This spinal condition with a long name has to do with damage to your vertebrae, the bones that make up your spine. It can be uncomfortable and annoying, but the good news is that it is not a dangerous condition. Spine surgeon Dr. Charla Fischer in New York City has much experience in successfully treating patients with spondylolisthesis.
There are two primary types of spondylolisthesis:
- Degenerative – occurs when the spine wears down over time. It doesn’t happen to everyone and there is a variation in ages when it does appear. Experts say it is a random condition.

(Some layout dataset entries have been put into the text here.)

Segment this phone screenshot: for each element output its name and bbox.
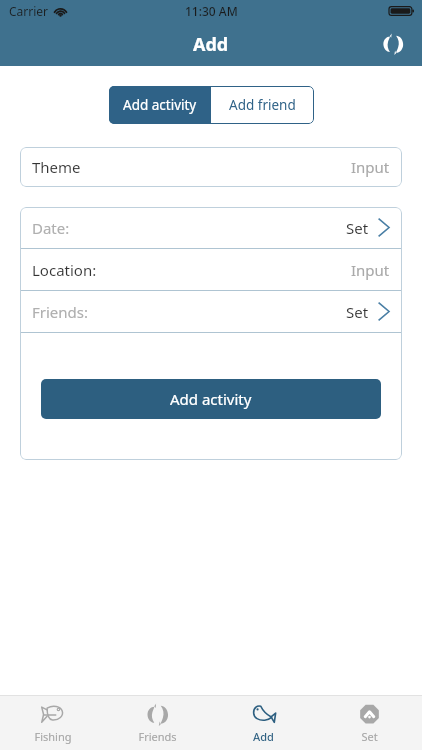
button[interactable]: Set <box>316 696 422 750</box>
staticText: Add activity <box>123 96 197 114</box>
staticText: Add friend <box>229 96 296 114</box>
staticText: Input <box>351 260 390 280</box>
staticText: 11:30 AM <box>185 3 238 19</box>
staticText: Add <box>193 32 229 57</box>
staticText: Theme <box>32 157 81 177</box>
staticText: Add <box>253 729 274 744</box>
staticText: Date: <box>32 218 70 238</box>
button[interactable]: Location: <box>20 249 402 290</box>
staticText: Location: <box>32 260 97 280</box>
staticText: Friends: <box>32 302 89 322</box>
staticText: Set <box>346 302 369 322</box>
button[interactable]: Friends <box>376 27 410 61</box>
button[interactable]: Friends: <box>20 291 402 332</box>
staticText: Set <box>346 218 369 238</box>
button[interactable]: Fishing <box>0 696 105 750</box>
button[interactable]: Add activity <box>109 86 211 124</box>
button[interactable]: Add <box>210 696 316 750</box>
button[interactable]: Friends <box>105 696 210 750</box>
staticText: Set <box>361 729 378 744</box>
staticText: Add activity <box>170 389 252 409</box>
button[interactable]: Theme <box>20 147 402 187</box>
staticText: Friends <box>138 729 177 744</box>
button[interactable]: Add activity <box>41 379 381 419</box>
staticText: Fishing <box>34 729 72 744</box>
button[interactable]: Date: <box>20 207 402 248</box>
button[interactable]: Add friend <box>211 86 314 124</box>
staticText: Carrier <box>9 3 49 19</box>
staticText: Input <box>351 157 390 177</box>
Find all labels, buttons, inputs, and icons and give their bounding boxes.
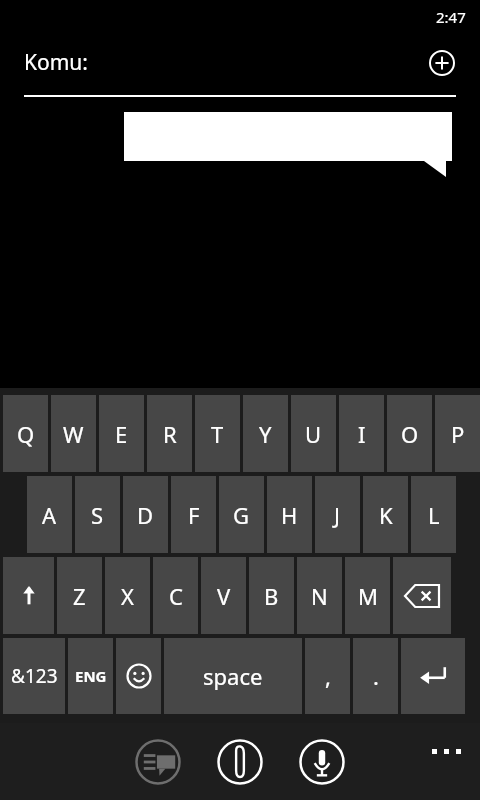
- button[interactable]: space: [164, 638, 302, 714]
- staticText: X: [121, 581, 134, 611]
- button[interactable]: ENG: [68, 638, 113, 714]
- button[interactable]: N: [297, 557, 342, 634]
- button[interactable]: Voice input: [291, 731, 353, 793]
- button[interactable]: [3, 557, 54, 634]
- button[interactable]: ,: [305, 638, 350, 714]
- staticText: E: [115, 419, 128, 449]
- staticText: K: [379, 500, 393, 530]
- button[interactable]: X: [105, 557, 150, 634]
- button[interactable]: U: [291, 395, 336, 472]
- staticText: space: [203, 661, 263, 691]
- staticText: ENG: [75, 666, 107, 686]
- staticText: Komu:: [24, 48, 88, 77]
- button[interactable]: C: [153, 557, 198, 634]
- staticText: &123: [11, 663, 58, 689]
- button[interactable]: &123: [3, 638, 65, 714]
- button[interactable]: G: [219, 476, 264, 553]
- staticText: L: [428, 500, 440, 530]
- button[interactable]: F: [171, 476, 216, 553]
- button[interactable]: Add recipient: [428, 49, 456, 77]
- button[interactable]: E: [99, 395, 144, 472]
- staticText: B: [264, 581, 279, 611]
- button[interactable]: Enter: [401, 638, 465, 714]
- button[interactable]: T: [195, 395, 240, 472]
- staticText: I: [358, 419, 366, 449]
- staticText: P: [451, 419, 465, 449]
- button[interactable]: S: [75, 476, 120, 553]
- button[interactable]: R: [147, 395, 192, 472]
- button[interactable]: Send: [127, 731, 189, 793]
- button[interactable]: K: [363, 476, 408, 553]
- button[interactable]: Q: [3, 395, 48, 472]
- staticText: Q: [17, 419, 35, 449]
- button[interactable]: P: [435, 395, 480, 472]
- staticText: O: [401, 419, 419, 449]
- button[interactable]: O: [387, 395, 432, 472]
- staticText: A: [42, 500, 57, 530]
- button[interactable]: A: [27, 476, 72, 553]
- staticText: U: [305, 419, 322, 449]
- button[interactable]: More options: [426, 741, 466, 761]
- staticText: C: [169, 581, 183, 611]
- staticText: M: [358, 581, 378, 611]
- staticText: S: [91, 500, 104, 530]
- button[interactable]: Z: [57, 557, 102, 634]
- staticText: J: [334, 500, 341, 530]
- button[interactable]: .: [353, 638, 398, 714]
- staticText: T: [211, 419, 224, 449]
- staticText: G: [233, 500, 250, 530]
- staticText: Z: [73, 581, 86, 611]
- button[interactable]: H: [267, 476, 312, 553]
- button[interactable]: Backspace: [393, 557, 451, 634]
- staticText: V: [217, 581, 231, 611]
- button[interactable]: B: [249, 557, 294, 634]
- staticText: 2:47: [436, 7, 466, 27]
- button[interactable]: I: [339, 395, 384, 472]
- button[interactable]: W: [51, 395, 96, 472]
- button[interactable]: [116, 638, 161, 714]
- button[interactable]: M: [345, 557, 390, 634]
- staticText: W: [63, 419, 84, 449]
- staticText: D: [137, 500, 154, 530]
- button[interactable]: D: [123, 476, 168, 553]
- staticText: Y: [259, 419, 272, 449]
- button[interactable]: Attach: [209, 731, 271, 793]
- staticText: N: [311, 581, 328, 611]
- staticText: R: [163, 419, 177, 449]
- staticText: .: [373, 661, 379, 691]
- staticText: ,: [325, 661, 331, 691]
- button[interactable]: V: [201, 557, 246, 634]
- button[interactable]: Y: [243, 395, 288, 472]
- button[interactable]: L: [411, 476, 456, 553]
- staticText: F: [188, 500, 200, 530]
- staticText: H: [281, 500, 298, 530]
- button[interactable]: J: [315, 476, 360, 553]
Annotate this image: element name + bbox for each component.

- Isthmic – occurs when you break a vertebrae, either from trauma to the body or an inherent weak area in the bone. The specific bones that have isthmic spondylolisthesis differs, although it is more common in the lower spine. Many patients with this type of spondylolisthesis do not even experience symptoms.

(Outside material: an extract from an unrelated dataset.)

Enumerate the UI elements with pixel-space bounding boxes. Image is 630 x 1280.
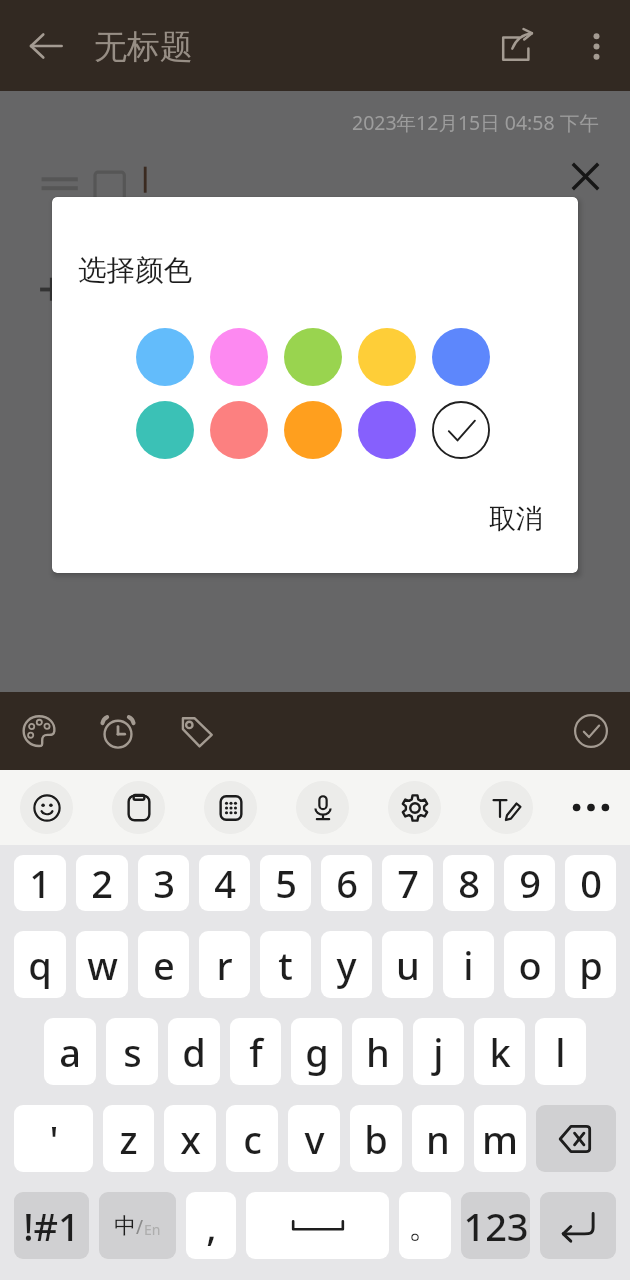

If a patient does have back pain related to spondylolisthesis , it is most often with the degenerative type. The most common symptom is leg pain when standing or walking for extended periods. Spondylolisthesis may also cause lower back pain.
Patients with degenerative spondylolisthesis are typically the ones with symptoms who see a physician like Dr. Fischer and end up receiving a diagnosis through imaging tests such as an X-ray or MRI. If a patient is diagnosed with isthmic spondylolisthesis, it is often simply the result of getting an X-ray for a different reason and the spinal condition is identified in the process.
Since spondylolisthesis is not dangerous and sometimes does not present symptoms, some patients do not pursue treatment at all. If back or leg pain occurs and is bothersome, schedule an appointment with Dr. Fischer to discuss treatment options. There are a number of successful conservative treatments for spondylolisthesis including pain medications, heat or ice therapy, physical therapy or weight loss. If these treatments aren’t sufficient, surgery such as spinal fusion or decompression may be advised. Surgery is usually very successful in spondylolisthesis patients, but is performed only after less invasive measures have been tried.